Can you hear happy? How does it sound?
A good book to use with this exercise is The Color Monster, by Anna Llenas.
- Help children identify what color each feeling might be (ex: red for mad). It can be different for each child.
- Then talk about where they experience the feeling is in their body (ex: sad is tears in their eyes).
- Allow each child to decide color and location for each emotion (it is different for each of us).
- Write each feeling in the corresponding color on the paper with the body.
- Finally, color the feelings on the body. (can be any shape, in the location they identified for each emotion, using the colors they assigned.)
Story: I once worked with a ﬁve-year-old boy whose parents were divorcing. He was quite stressed and needed a way to identify how he was feeling. We did the above exercise. However, we traced his body on a large piece of paper, and that is where he colored his feelings. It was quite an elaborate expression, and when he finished, he asked to cut it out. He then requested I tape it onto the front of him. I did that. Heaving a big sigh, he left the office wearing his feelings!
- Place a few marbles in a glass jar. (Or any other objects like rice, or rocks, etc.)
- Today we are going to practice listening carefully.
- First I will ask you to close your eyes or look downward, and then we will listen to the chime to get our brain ready to pay attention.
- Now I am going to make a noise. I want you to pay close attention and see if you can guess what the sound is.
- Have each child make a guess without seeing the jar.
- Explain that it is not really important to make the right guess, but that by listening to the sound carefully, we are training our brain to pay attention.

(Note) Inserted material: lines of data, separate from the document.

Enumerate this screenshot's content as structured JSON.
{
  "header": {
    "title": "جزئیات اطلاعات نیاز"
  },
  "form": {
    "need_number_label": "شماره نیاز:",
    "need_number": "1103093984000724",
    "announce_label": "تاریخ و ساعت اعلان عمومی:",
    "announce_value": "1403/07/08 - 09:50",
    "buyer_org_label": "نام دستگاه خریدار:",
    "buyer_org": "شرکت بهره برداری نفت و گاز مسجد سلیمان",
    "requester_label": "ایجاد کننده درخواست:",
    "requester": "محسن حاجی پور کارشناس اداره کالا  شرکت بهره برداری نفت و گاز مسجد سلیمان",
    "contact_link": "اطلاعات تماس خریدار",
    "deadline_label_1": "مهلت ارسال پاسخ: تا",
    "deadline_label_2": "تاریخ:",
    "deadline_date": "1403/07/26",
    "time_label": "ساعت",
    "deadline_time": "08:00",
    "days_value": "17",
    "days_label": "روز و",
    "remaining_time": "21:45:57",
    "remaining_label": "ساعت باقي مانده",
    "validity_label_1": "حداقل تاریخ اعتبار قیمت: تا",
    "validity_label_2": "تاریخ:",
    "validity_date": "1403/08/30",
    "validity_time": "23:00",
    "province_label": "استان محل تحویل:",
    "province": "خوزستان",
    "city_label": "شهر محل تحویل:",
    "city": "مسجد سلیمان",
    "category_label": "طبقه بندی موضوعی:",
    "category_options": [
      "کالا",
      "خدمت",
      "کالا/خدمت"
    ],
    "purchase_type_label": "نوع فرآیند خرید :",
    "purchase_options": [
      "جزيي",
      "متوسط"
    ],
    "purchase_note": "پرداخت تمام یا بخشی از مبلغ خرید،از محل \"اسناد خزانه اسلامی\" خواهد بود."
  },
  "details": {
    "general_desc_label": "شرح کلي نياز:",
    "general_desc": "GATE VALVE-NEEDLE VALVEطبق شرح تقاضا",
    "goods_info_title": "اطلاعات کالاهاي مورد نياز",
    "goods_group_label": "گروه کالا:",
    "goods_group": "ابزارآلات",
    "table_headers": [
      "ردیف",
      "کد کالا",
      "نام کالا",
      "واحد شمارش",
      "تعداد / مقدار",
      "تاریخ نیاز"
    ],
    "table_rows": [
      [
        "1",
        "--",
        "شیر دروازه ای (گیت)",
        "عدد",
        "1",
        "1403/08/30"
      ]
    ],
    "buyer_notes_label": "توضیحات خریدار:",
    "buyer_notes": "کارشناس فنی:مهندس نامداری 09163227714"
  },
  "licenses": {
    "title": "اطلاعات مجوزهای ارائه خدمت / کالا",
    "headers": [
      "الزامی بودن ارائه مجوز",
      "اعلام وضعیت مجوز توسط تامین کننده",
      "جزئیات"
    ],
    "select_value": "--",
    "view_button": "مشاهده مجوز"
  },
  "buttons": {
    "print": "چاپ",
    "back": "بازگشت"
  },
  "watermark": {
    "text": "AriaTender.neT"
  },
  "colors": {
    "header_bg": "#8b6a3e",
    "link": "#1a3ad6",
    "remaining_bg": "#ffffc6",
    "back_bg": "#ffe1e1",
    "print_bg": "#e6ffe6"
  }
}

That’s important if you want to do well in school!
- Give each child in a group an orange.
- With eyes closed or lowered, slowly investigate every aspect of the orange —looking at it, smelling it, weighing it, feeling its temperature and texture, and licking it. Marvel at the shiny, protective layer over the orange, noting that it has no taste.
- Peel off the skin and examine it very carefully, biting and tasting the skin. Peel the fibrous layer and examine this.
- Divide each orange into segments, take a segment and very carefully go through the examination procedure. Then trade segments with everyone in the group. Notice that each segment is different in taste and texture.